During the spring of 2007 Federal, state and local law enforcement agencies in several U.S. drug markets reported that cocaine availability decreased and that cocaine shortages were apparent in their jurisdictions. Cocaine shortages were most evident in the Great Lakes, New England, and Mid-Atlantic Regions of the country, but some major drug markets outside these areas also reported indications of decreased cocaine availability. These markets include Atlanta, Los Angeles, Phoenix, and San Francisco.

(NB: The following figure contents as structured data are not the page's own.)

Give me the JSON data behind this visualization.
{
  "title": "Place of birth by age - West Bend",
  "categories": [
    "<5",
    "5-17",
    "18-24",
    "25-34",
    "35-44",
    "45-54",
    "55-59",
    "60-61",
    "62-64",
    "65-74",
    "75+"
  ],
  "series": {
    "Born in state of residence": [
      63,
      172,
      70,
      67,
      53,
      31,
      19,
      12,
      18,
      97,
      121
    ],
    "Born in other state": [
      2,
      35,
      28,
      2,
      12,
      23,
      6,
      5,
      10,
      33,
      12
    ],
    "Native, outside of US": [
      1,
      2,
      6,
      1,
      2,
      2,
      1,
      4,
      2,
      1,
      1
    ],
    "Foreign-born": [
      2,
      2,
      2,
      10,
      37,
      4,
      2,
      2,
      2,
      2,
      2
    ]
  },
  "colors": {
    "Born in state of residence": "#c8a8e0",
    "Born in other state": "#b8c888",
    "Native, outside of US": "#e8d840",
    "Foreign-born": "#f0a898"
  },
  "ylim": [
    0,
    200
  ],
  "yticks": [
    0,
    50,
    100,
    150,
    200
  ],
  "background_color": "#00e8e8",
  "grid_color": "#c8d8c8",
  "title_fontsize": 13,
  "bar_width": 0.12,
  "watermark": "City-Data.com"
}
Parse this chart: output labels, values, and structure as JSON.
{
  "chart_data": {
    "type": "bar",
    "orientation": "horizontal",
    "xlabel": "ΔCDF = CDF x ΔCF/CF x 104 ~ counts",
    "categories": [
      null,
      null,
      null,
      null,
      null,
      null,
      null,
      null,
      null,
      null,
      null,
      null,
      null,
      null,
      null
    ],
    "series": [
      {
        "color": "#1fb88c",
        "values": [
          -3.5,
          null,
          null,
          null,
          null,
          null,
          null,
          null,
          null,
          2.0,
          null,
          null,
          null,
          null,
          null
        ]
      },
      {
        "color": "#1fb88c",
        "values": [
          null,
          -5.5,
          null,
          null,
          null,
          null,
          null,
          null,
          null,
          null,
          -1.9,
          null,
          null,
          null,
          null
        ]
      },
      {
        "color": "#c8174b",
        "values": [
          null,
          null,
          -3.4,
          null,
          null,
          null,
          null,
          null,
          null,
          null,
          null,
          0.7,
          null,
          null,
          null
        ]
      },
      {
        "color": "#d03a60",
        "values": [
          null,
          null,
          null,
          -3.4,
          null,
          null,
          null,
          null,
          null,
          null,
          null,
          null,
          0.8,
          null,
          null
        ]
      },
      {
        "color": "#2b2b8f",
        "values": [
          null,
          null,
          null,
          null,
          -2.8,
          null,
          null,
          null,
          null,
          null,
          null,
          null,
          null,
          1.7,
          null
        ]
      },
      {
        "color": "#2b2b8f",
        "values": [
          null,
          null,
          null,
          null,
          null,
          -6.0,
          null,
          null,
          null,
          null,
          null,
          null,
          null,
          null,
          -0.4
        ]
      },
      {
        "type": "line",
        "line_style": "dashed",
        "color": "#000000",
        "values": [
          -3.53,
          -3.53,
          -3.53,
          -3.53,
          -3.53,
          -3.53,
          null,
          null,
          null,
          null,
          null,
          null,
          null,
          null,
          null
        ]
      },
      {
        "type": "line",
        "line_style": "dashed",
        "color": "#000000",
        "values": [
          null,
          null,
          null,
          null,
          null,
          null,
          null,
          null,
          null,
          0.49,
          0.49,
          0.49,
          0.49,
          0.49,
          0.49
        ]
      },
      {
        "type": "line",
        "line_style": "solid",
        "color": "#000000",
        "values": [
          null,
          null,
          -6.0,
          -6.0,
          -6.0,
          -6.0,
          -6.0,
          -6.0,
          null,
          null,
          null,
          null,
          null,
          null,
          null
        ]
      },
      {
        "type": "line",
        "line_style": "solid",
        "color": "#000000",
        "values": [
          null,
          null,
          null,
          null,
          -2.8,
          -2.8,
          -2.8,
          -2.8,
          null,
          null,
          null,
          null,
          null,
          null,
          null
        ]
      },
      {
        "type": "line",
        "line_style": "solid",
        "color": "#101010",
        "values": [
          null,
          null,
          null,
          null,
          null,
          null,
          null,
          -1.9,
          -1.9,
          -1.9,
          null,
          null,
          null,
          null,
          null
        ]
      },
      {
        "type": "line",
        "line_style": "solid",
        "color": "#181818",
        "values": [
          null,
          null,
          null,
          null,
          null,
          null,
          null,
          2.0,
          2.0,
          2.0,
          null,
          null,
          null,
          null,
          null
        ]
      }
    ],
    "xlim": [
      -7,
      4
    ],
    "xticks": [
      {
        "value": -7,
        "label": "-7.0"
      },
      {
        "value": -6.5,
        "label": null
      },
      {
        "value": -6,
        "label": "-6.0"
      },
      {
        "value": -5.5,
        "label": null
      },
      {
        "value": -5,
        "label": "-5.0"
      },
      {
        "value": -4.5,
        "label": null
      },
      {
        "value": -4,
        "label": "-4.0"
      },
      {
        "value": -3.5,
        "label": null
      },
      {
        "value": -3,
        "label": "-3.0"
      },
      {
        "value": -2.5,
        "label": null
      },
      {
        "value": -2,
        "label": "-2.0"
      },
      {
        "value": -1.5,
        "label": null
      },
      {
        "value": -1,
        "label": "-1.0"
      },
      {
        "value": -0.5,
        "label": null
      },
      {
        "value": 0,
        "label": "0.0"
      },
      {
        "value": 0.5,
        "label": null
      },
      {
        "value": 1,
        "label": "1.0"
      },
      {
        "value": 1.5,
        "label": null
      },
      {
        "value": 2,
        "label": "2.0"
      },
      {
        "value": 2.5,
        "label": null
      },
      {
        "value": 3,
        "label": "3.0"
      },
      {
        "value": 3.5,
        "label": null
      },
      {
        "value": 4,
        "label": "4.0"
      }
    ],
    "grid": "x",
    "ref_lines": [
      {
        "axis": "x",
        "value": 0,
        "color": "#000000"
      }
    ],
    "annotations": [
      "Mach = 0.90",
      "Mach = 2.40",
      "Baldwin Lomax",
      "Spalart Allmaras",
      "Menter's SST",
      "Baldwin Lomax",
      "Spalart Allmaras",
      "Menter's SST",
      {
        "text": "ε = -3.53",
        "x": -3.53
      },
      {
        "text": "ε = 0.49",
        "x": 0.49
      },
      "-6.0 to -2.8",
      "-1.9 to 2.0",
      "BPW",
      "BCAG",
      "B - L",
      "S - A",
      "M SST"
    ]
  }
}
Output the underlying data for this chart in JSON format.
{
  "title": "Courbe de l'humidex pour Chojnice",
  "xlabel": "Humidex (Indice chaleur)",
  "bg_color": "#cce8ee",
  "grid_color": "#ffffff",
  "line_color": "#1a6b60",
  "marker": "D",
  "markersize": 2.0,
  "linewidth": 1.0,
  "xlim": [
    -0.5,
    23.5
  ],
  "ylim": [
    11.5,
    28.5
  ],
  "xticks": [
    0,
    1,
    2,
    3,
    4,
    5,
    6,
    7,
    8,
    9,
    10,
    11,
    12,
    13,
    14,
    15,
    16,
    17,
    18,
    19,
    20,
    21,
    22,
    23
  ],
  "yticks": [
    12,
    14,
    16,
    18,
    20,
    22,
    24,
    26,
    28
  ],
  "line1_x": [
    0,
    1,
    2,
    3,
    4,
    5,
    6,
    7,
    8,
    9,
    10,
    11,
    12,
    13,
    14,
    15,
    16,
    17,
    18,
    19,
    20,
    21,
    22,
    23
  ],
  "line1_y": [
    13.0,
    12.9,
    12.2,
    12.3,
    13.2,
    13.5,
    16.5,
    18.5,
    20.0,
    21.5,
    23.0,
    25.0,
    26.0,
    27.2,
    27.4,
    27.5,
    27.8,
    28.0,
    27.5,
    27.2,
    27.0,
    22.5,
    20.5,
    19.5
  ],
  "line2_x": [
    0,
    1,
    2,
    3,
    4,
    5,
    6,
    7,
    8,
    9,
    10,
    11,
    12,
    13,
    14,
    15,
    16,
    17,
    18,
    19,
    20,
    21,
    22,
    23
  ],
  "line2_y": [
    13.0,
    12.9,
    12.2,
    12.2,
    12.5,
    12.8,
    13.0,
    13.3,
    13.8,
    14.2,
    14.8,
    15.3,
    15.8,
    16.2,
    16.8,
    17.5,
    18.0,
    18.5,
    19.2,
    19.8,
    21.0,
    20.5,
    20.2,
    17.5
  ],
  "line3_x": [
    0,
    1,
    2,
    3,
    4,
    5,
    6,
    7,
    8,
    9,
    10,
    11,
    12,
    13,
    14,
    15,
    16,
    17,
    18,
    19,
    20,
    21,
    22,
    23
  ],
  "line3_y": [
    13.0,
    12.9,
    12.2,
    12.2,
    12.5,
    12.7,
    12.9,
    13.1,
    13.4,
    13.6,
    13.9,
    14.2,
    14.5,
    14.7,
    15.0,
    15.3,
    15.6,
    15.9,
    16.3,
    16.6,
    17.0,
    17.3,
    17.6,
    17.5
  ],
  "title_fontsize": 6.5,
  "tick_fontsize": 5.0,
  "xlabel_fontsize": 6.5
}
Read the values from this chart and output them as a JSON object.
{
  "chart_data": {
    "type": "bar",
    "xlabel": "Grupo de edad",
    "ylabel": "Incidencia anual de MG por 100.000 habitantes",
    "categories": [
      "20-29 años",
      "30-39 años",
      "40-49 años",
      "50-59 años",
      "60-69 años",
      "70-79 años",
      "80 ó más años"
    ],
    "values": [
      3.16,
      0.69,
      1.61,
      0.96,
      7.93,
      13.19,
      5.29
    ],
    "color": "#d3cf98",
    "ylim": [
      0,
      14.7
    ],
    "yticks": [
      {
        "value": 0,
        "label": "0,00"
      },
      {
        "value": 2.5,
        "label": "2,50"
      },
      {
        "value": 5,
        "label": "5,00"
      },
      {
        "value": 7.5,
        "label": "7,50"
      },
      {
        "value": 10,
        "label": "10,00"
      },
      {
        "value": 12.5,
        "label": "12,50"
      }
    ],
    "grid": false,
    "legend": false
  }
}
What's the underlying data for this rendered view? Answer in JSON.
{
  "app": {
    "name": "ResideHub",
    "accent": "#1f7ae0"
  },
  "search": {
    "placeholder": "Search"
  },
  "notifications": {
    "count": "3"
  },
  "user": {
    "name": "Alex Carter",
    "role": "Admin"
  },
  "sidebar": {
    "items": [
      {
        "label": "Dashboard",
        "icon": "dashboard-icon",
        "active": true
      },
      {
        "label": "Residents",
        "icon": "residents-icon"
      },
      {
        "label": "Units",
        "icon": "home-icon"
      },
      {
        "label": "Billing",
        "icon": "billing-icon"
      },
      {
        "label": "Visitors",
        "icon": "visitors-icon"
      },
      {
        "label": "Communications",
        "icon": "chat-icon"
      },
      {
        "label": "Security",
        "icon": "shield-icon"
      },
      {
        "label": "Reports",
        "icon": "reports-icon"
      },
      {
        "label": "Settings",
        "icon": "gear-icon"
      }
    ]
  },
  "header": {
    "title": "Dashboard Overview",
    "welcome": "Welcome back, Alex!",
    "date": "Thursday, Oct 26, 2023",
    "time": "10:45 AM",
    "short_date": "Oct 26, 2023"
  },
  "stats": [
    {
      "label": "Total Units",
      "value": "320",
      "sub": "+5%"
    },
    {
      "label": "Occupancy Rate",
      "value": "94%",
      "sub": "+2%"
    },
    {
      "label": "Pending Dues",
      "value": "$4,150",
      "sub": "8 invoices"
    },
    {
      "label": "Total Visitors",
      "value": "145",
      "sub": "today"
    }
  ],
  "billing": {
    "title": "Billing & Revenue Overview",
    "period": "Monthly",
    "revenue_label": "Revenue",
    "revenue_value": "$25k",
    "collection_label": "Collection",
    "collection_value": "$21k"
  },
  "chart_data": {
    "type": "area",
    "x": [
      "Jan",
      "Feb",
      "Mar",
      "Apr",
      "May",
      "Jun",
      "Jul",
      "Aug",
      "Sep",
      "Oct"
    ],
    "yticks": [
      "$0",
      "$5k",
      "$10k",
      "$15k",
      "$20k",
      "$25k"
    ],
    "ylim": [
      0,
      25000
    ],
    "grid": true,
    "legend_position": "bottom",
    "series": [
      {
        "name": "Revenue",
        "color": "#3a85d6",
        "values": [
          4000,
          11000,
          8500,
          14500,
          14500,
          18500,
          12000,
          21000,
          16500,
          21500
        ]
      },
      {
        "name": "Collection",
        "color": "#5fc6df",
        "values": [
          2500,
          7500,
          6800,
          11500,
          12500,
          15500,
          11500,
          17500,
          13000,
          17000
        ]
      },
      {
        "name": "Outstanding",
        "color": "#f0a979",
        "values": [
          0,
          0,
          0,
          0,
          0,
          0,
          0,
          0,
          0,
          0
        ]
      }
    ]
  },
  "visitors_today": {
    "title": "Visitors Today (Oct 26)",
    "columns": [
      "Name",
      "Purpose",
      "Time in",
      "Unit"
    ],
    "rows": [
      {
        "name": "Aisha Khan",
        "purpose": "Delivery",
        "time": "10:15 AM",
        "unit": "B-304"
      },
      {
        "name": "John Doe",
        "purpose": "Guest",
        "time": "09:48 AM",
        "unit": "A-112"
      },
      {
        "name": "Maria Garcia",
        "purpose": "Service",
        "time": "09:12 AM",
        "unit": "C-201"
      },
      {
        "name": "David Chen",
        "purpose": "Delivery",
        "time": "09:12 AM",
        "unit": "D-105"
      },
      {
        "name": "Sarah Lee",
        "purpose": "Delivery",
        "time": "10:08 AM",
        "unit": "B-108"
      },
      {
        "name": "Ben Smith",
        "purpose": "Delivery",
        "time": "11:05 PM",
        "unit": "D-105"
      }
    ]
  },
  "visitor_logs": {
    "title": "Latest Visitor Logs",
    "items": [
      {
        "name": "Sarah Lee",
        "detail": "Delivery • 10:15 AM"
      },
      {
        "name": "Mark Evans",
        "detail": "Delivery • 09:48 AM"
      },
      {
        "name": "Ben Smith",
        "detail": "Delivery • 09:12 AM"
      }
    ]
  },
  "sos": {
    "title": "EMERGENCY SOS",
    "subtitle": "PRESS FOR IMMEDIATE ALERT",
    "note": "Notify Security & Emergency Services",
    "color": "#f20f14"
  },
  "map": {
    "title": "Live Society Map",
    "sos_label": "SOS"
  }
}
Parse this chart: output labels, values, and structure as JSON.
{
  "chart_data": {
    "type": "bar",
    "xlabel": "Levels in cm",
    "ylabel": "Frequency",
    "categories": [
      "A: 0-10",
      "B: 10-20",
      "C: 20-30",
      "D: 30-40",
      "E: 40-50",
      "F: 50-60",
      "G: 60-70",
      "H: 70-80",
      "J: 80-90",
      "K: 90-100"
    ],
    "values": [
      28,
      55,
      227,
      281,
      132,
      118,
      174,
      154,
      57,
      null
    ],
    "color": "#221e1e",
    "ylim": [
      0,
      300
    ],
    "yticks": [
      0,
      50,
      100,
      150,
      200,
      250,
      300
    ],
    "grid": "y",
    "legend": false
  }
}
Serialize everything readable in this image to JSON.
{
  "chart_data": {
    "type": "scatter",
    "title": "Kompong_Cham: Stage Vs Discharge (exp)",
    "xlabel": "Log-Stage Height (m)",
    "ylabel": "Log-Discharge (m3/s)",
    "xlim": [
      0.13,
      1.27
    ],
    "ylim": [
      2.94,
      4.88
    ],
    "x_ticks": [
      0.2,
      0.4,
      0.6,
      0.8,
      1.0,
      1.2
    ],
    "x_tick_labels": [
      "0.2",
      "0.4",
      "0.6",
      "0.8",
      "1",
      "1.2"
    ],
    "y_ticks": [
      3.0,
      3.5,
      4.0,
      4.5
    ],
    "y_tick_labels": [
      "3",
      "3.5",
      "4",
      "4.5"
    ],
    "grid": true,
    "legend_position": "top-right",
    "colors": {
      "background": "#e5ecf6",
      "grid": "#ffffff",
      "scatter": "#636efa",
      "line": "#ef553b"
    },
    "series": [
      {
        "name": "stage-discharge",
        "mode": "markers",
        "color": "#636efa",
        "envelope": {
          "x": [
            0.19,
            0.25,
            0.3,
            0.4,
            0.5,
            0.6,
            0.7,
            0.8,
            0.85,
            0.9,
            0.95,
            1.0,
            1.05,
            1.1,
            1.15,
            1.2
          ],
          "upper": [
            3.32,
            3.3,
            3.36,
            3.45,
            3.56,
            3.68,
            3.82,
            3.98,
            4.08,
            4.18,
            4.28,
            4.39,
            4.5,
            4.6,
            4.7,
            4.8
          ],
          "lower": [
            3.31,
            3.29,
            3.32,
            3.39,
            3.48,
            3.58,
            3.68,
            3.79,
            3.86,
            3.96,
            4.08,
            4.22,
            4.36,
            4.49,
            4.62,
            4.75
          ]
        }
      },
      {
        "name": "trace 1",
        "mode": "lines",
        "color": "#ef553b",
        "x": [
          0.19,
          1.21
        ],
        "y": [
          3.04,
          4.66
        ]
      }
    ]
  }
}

Analysis of cocaine purchases submitted for forensic examination by the DEA corroborates intelligence regarding the decline in domestic cocaine availability. From January through June 2007, the average price per pure gram of all domestic cocaine purchases increased 24%, from $95.89 to $118.70, while purity fell 11%, from 67% to 59%.
Epidemiologic sources indicate that prices for powder cocaine range from $20–$30 per gram in New York to $100 in Bangor (Maine), Cincinnati and Minneapolis and can cost as much as $200 per gram in Baltimore and Honolulu. Crack cocaine tends to have a low end street price $10 in such cities as Chicago, Baltimore, Boston and San Diego.
According to 2006 Federal-wide Drug Seizure System (FDSS) data, Federal agencies seized 150,738.7 kilograms of cocaine. FDSS contains information about drug seizures made within the jurisdiction of the United States by the DEA, Federal Bureau of Investigation, U.S. Customs Service, U.S. Border Patrol, and U.S. Coast Guard.